Na entrevista, Malhães dissera que os restos mortais do ex-deputado estavam enterrados na praia do Recreio, na Zona Oeste da cidade do Rio de Janeiro, e que ele os desenterrou por determinação de Belham e os jogou no mar.
O tenente-coronel foi chamado à Comissão Nacional da Verdade e, em depoimento, mudou sua versão. Disse que, na verdade, jogara os restos de Paiva em um rio em Itaipava, também na serra do Rio de Janeiro.
Depois, em entrevista à Juliana Dal Piva, então no jornal O Dia, ele deixou em aberto se foi no rio ou no mar onde se desfez dos restos mortais de Rubens Paiva. Cerca de um mês depois, ele foi assassinado no sítio em que morava na Baixada Fluminense.
A polícia nunca apontou de fato quem foi o mandante de sua morte, mas afirmou que eram muitos os eventuais interessados nela.
Ele fez parte de grupos de extermínio e cuidou da segurança de bicheiros como Anísio Abraão, espalhando o terror na Baixada Fluminense.
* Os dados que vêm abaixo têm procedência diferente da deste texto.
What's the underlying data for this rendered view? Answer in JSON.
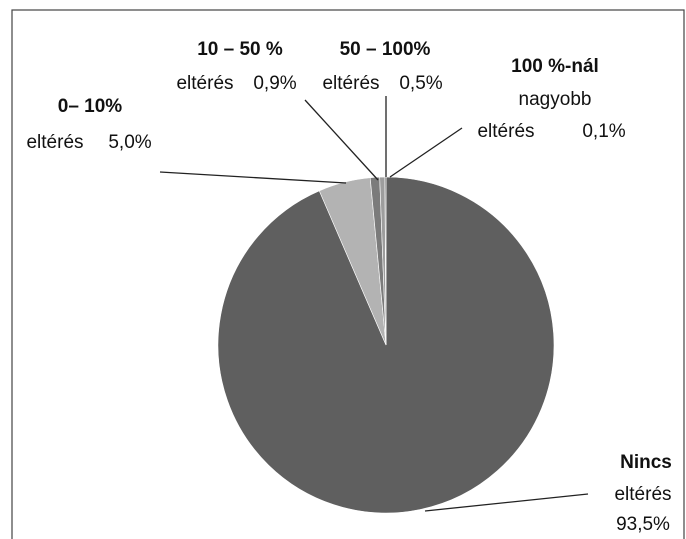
{
  "chart_data": {
    "type": "pie",
    "categories": [
      "Nincs",
      "0– 10%",
      "10 – 50 %",
      "50 – 100%",
      "100 %-nál"
    ],
    "descriptions": [
      [
        "eltérés"
      ],
      [
        "eltérés"
      ],
      [
        "eltérés"
      ],
      [
        "eltérés"
      ],
      [
        "nagyobb",
        "eltérés"
      ]
    ],
    "values": [
      93.5,
      5.0,
      0.9,
      0.5,
      0.1
    ],
    "value_labels": [
      "93,5%",
      "5,0%",
      "0,9%",
      "0,5%",
      "0,1%"
    ],
    "colors": [
      "#5f5f5f",
      "#b3b3b3",
      "#7b7b7b",
      "#9d9d9d",
      "#3c3c3c"
    ]
  }
}
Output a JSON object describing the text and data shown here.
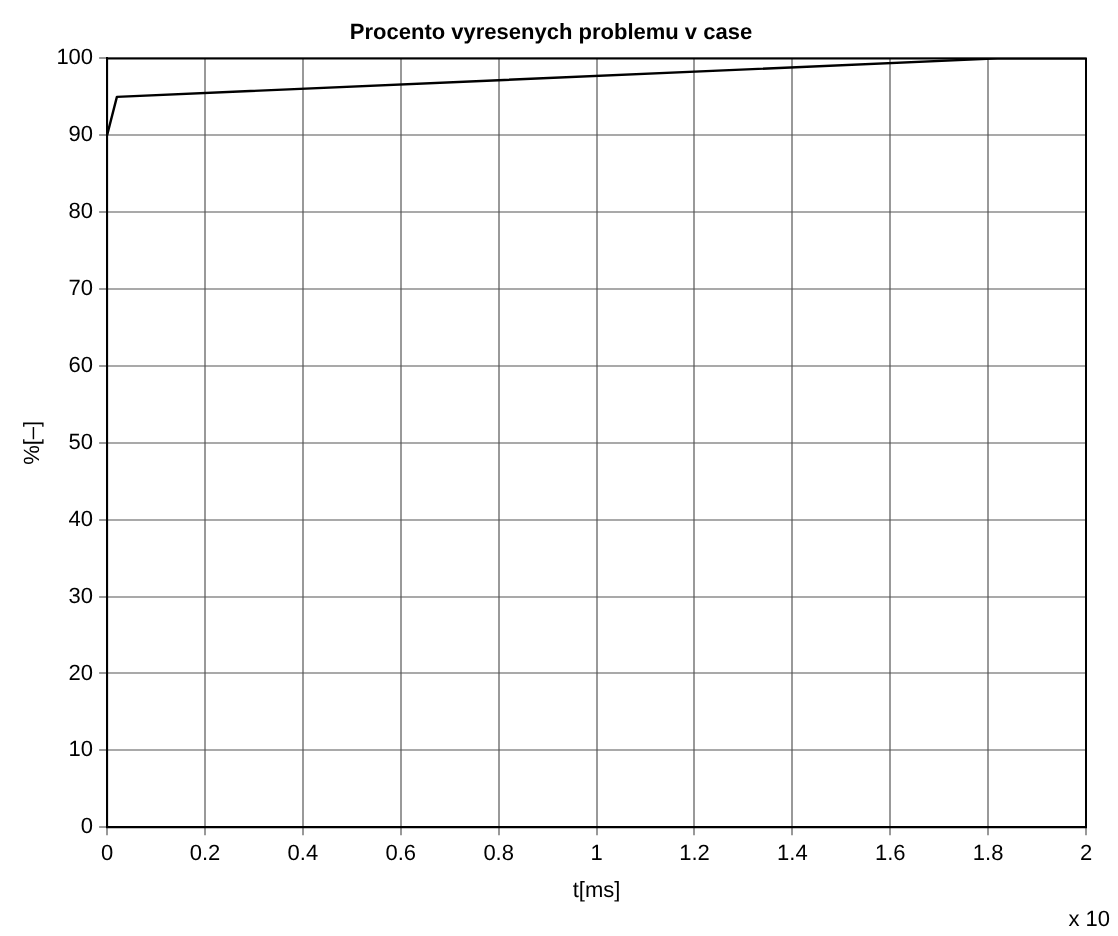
{
  "chart_data": {
    "type": "line",
    "title": "Procento vyresenych problemu v case",
    "xlabel": "t[ms]",
    "ylabel": "%[–]",
    "series": [
      {
        "color": "#000000",
        "x": [
          0,
          0.02,
          1.82,
          2
        ],
        "values": [
          90,
          95,
          100,
          100
        ]
      }
    ],
    "xlim": [
      0,
      2
    ],
    "xticks": [
      0,
      0.2,
      0.4,
      0.6,
      0.8,
      1,
      1.2,
      1.4,
      1.6,
      1.8,
      2
    ],
    "ylim": [
      0,
      100
    ],
    "yticks": [
      0,
      10,
      20,
      30,
      40,
      50,
      60,
      70,
      80,
      90,
      100
    ],
    "grid": true,
    "legend": false,
    "marker": "none",
    "line_style": "solid",
    "annotations": [
      "x 10"
    ]
  }
}
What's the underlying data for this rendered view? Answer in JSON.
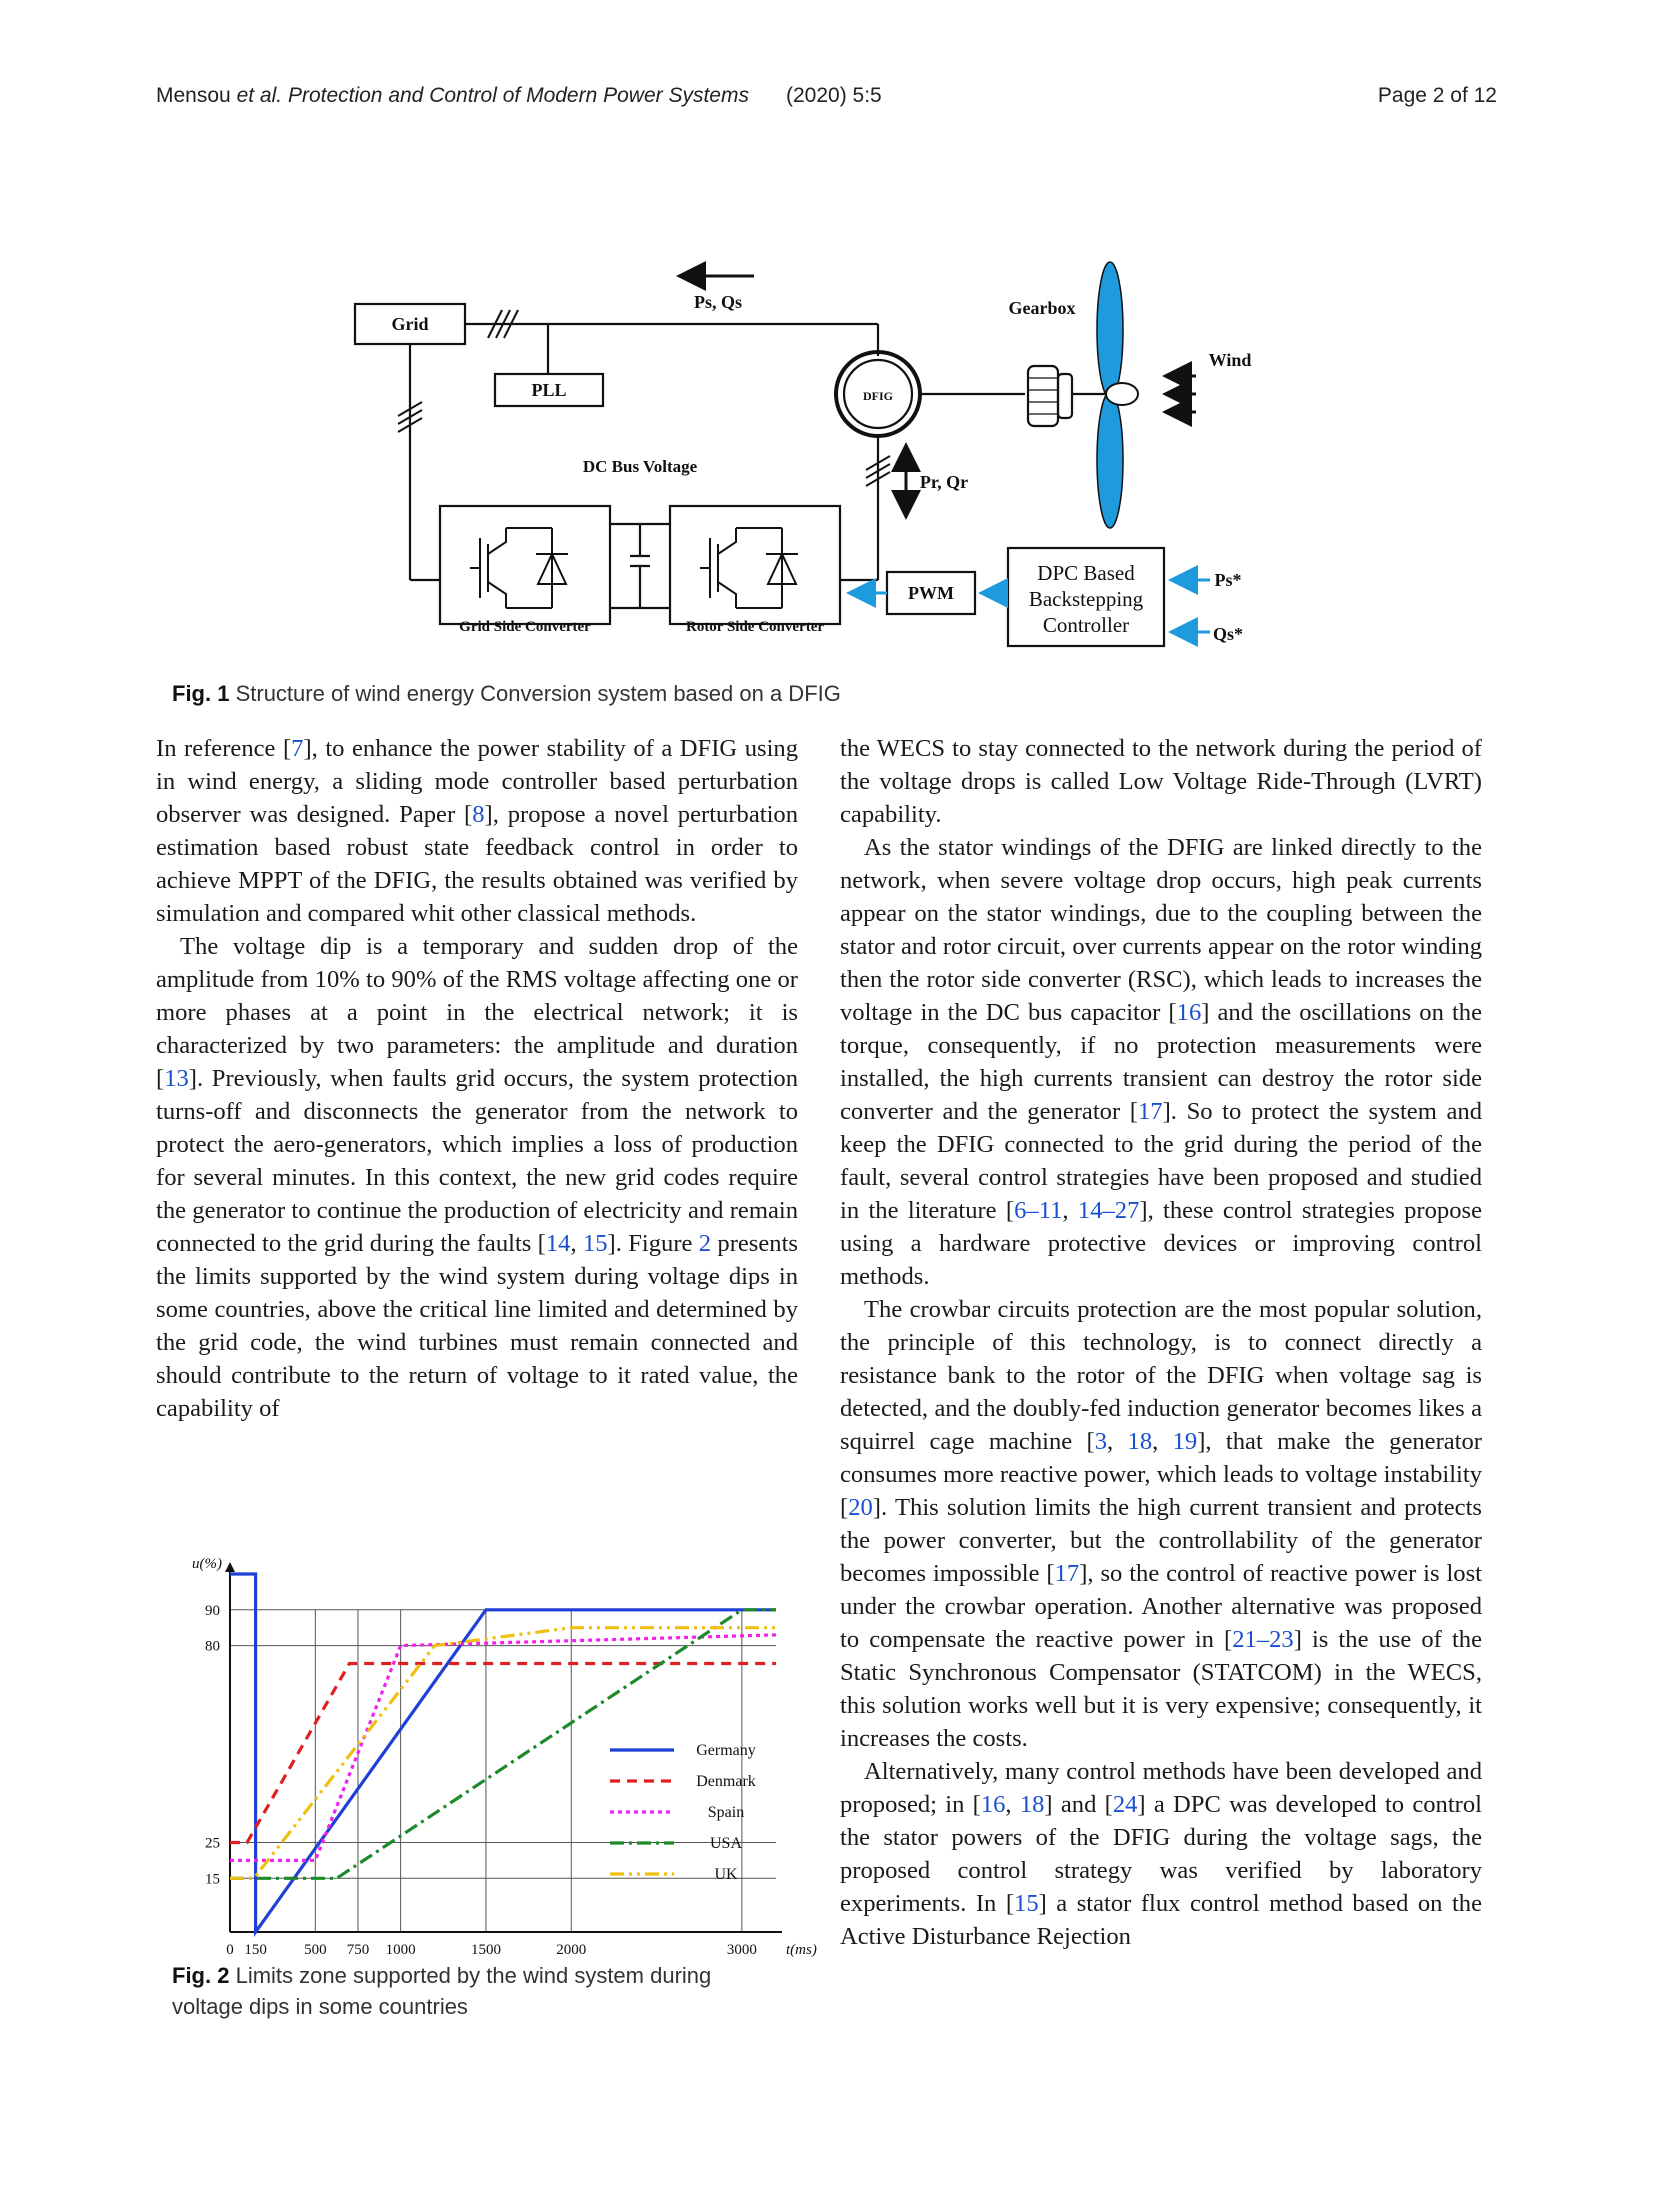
{
  "header": {
    "authors": "Mensou",
    "etal": "et al.",
    "journal": "Protection and Control of Modern Power Systems",
    "year_vol": "(2020) 5:5",
    "page": "Page 2 of 12"
  },
  "fig1": {
    "grid": "Grid",
    "pll": "PLL",
    "ps_qs": "Ps, Qs",
    "dfig": "DFIG",
    "gearbox": "Gearbox",
    "wind": "Wind",
    "dc_bus": "DC Bus Voltage",
    "pr_qr": "Pr, Qr",
    "gsc": "Grid Side Converter",
    "rsc": "Rotor Side Converter",
    "pwm": "PWM",
    "dpc_line1": "DPC Based",
    "dpc_line2": "Backstepping",
    "dpc_line3": "Controller",
    "ps_ref": "Ps*",
    "qs_ref": "Qs*",
    "caption_label": "Fig. 1",
    "caption_text": "Structure of wind energy Conversion system based on a DFIG"
  },
  "col_left": {
    "p1": [
      {
        "t": "In reference ["
      },
      {
        "ref": "7"
      },
      {
        "t": "], to enhance the power stability of a DFIG using in wind energy, a sliding mode controller based perturbation observer was designed. Paper ["
      },
      {
        "ref": "8"
      },
      {
        "t": "], propose a novel perturbation estimation based robust state feedback control in order to achieve MPPT of the DFIG, the results obtained was verified by simulation and compared whit other classical methods."
      }
    ],
    "p2": [
      {
        "t": "The voltage dip is a temporary and sudden drop of the amplitude from 10% to 90% of the RMS voltage affecting one or more phases at a point in the electrical network; it is characterized by two parameters: the amplitude and duration ["
      },
      {
        "ref": "13"
      },
      {
        "t": "]. Previously, when faults grid occurs, the system protection turns-off and disconnects the generator from the network to protect the aero-generators, which implies a loss of production for several minutes. In this context, the new grid codes require the generator to continue the production of electricity and remain connected to the grid during the faults ["
      },
      {
        "ref": "14"
      },
      {
        "t": ", "
      },
      {
        "ref": "15"
      },
      {
        "t": "]. Figure "
      },
      {
        "ref": "2"
      },
      {
        "t": " presents the limits supported by the wind system during voltage dips in some countries, above the critical line limited and determined by the grid code, the wind turbines must remain connected and should contribute to the return of voltage to it rated value, the capability of"
      }
    ]
  },
  "col_right": {
    "p1": [
      {
        "t": "the WECS to stay connected to the network during the period of the voltage drops is called Low Voltage Ride-Through (LVRT) capability."
      }
    ],
    "p2": [
      {
        "t": "As the stator windings of the DFIG are linked directly to the network, when severe voltage drop occurs, high peak currents appear on the stator windings, due to the coupling between the stator and rotor circuit, over currents appear on the rotor winding then the rotor side converter (RSC), which leads to increases the voltage in the DC bus capacitor ["
      },
      {
        "ref": "16"
      },
      {
        "t": "] and the oscillations on the torque, consequently, if no protection measurements were installed, the high currents transient can destroy the rotor side converter and the generator ["
      },
      {
        "ref": "17"
      },
      {
        "t": "]. So to protect the system and keep the DFIG connected to the grid during the period of the fault, several control strategies have been proposed and studied in the literature ["
      },
      {
        "ref": "6–11"
      },
      {
        "t": ", "
      },
      {
        "ref": "14–27"
      },
      {
        "t": "], these control strategies propose using a hardware protective devices or improving control methods."
      }
    ],
    "p3": [
      {
        "t": "The crowbar circuits protection are the most popular solution, the principle of this technology, is to connect directly a resistance bank to the rotor of the DFIG when voltage sag is detected, and the doubly-fed induction generator becomes likes a squirrel cage machine ["
      },
      {
        "ref": "3"
      },
      {
        "t": ", "
      },
      {
        "ref": "18"
      },
      {
        "t": ", "
      },
      {
        "ref": "19"
      },
      {
        "t": "], that make the generator consumes more reactive power, which leads to voltage instability ["
      },
      {
        "ref": "20"
      },
      {
        "t": "]. This solution limits the high current transient and protects the power converter, but the controllability of the generator becomes impossible ["
      },
      {
        "ref": "17"
      },
      {
        "t": "], so the control of reactive power is lost under the crowbar operation. Another alternative was proposed to compensate the reactive power in ["
      },
      {
        "ref": "21–23"
      },
      {
        "t": "] is the use of the Static Synchronous Compensator (STATCOM) in the WECS, this solution works well but it is very expensive; consequently, it increases the costs."
      }
    ],
    "p4": [
      {
        "t": "Alternatively, many control methods have been developed and proposed; in ["
      },
      {
        "ref": "16"
      },
      {
        "t": ", "
      },
      {
        "ref": "18"
      },
      {
        "t": "] and ["
      },
      {
        "ref": "24"
      },
      {
        "t": "] a DPC was developed to control the stator powers of the DFIG during the voltage sags, the proposed control strategy was verified by laboratory experiments. In ["
      },
      {
        "ref": "15"
      },
      {
        "t": "] a stator flux control method based on the Active Disturbance Rejection"
      }
    ]
  },
  "fig2": {
    "caption_label": "Fig. 2",
    "caption_text": "Limits zone supported by the wind system during voltage dips in some countries"
  },
  "chart_data": {
    "type": "line",
    "title": "",
    "xlabel": "t(ms)",
    "ylabel": "u(%)",
    "xlim": [
      0,
      3200
    ],
    "ylim": [
      0,
      100
    ],
    "x_ticks": [
      0,
      150,
      500,
      750,
      1000,
      1500,
      2000,
      3000
    ],
    "y_ticks": [
      15,
      25,
      80,
      90
    ],
    "legend_position": "right",
    "series": [
      {
        "name": "Germany",
        "color": "#1f3fd6",
        "dash": "solid",
        "x": [
          0,
          150,
          150,
          1500,
          3200
        ],
        "y": [
          100,
          100,
          0,
          90,
          90
        ]
      },
      {
        "name": "Denmark",
        "color": "#e02020",
        "dash": "10,7",
        "x": [
          0,
          100,
          700,
          3200
        ],
        "y": [
          25,
          25,
          75,
          75
        ]
      },
      {
        "name": "Spain",
        "color": "#ee22ee",
        "dash": "4,4",
        "x": [
          0,
          500,
          1000,
          3200
        ],
        "y": [
          20,
          20,
          80,
          83
        ]
      },
      {
        "name": "USA",
        "color": "#1c8a2a",
        "dash": "14,5,3,5",
        "x": [
          0,
          625,
          3000,
          3200
        ],
        "y": [
          15,
          15,
          90,
          90
        ]
      },
      {
        "name": "UK",
        "color": "#f0c010",
        "dash": "14,5,3,5,3,5",
        "x": [
          0,
          140,
          1200,
          2000,
          3200
        ],
        "y": [
          15,
          15,
          80,
          85,
          85
        ]
      }
    ]
  }
}
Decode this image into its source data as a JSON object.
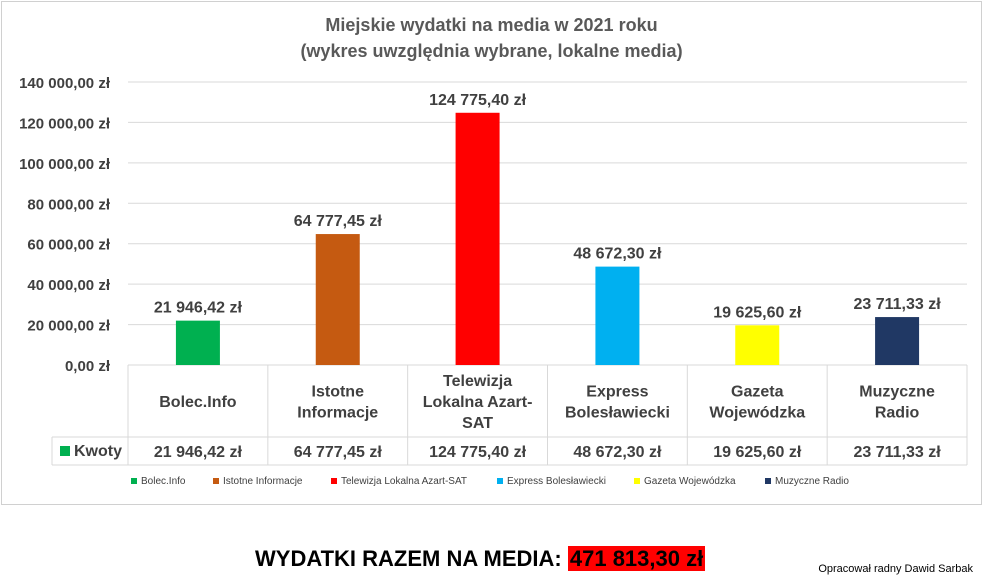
{
  "chart_data": {
    "type": "bar",
    "title": [
      "Miejskie wydatki na media w 2021 roku",
      "(wykres uwzględnia wybrane, lokalne media)"
    ],
    "categories": [
      [
        "Bolec.Info"
      ],
      [
        "Istotne",
        "Informacje"
      ],
      [
        "Telewizja",
        "Lokalna Azart-",
        "SAT"
      ],
      [
        "Express",
        "Bolesławiecki"
      ],
      [
        "Gazeta",
        "Wojewódzka"
      ],
      [
        "Muzyczne",
        "Radio"
      ]
    ],
    "legend_labels": [
      "Bolec.Info",
      "Istotne Informacje",
      "Telewizja Lokalna Azart-SAT",
      "Express Bolesławiecki",
      "Gazeta Wojewódzka",
      "Muzyczne Radio"
    ],
    "values": [
      21946.42,
      64777.45,
      124775.4,
      48672.3,
      19625.6,
      23711.33
    ],
    "value_labels": [
      "21 946,42 zł",
      "64 777,45 zł",
      "124 775,40 zł",
      "48 672,30 zł",
      "19 625,60 zł",
      "23 711,33 zł"
    ],
    "colors": [
      "#00b050",
      "#c55a11",
      "#ff0000",
      "#00b0f0",
      "#ffff00",
      "#203864"
    ],
    "ylim": [
      0,
      140000
    ],
    "yticks": [
      0,
      20000,
      40000,
      60000,
      80000,
      100000,
      120000,
      140000
    ],
    "ytick_labels": [
      "0,00 zł",
      "20 000,00 zł",
      "40 000,00 zł",
      "60 000,00 zł",
      "80 000,00 zł",
      "100 000,00 zł",
      "120 000,00 zł",
      "140 000,00 zł"
    ],
    "grid": true,
    "table_series_name": "Kwoty",
    "legend_position": "bottom"
  },
  "total": {
    "label": "WYDATKI RAZEM NA MEDIA:",
    "amount": "471 813,30 zł"
  },
  "author": "Opracował radny Dawid Sarbak"
}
Qualquer um poderia ter interesse na sua morte.
À jornalista Juliana Dal Piva, a viúva de Malhães afirmou mais tarde que ele sempre comentara dentro de casa que os restos mortais de Rubens Paiva foram parar num rio em Itaipava.
Até hoje a família não tem certeza sobre onde está o corpo do ex-deputado, nem viu qualquer justiça ser feita aos torturadores e responsáveis por sua morte.
Ao ver o filme "Ainda Estou Aqui" ser ovacionado no Festival de Veneza no ano passado, Nalu Paiva, filha de Rubens Paiva, afirmou: “Estamos vingados!”. Sim, ao menos pela arte.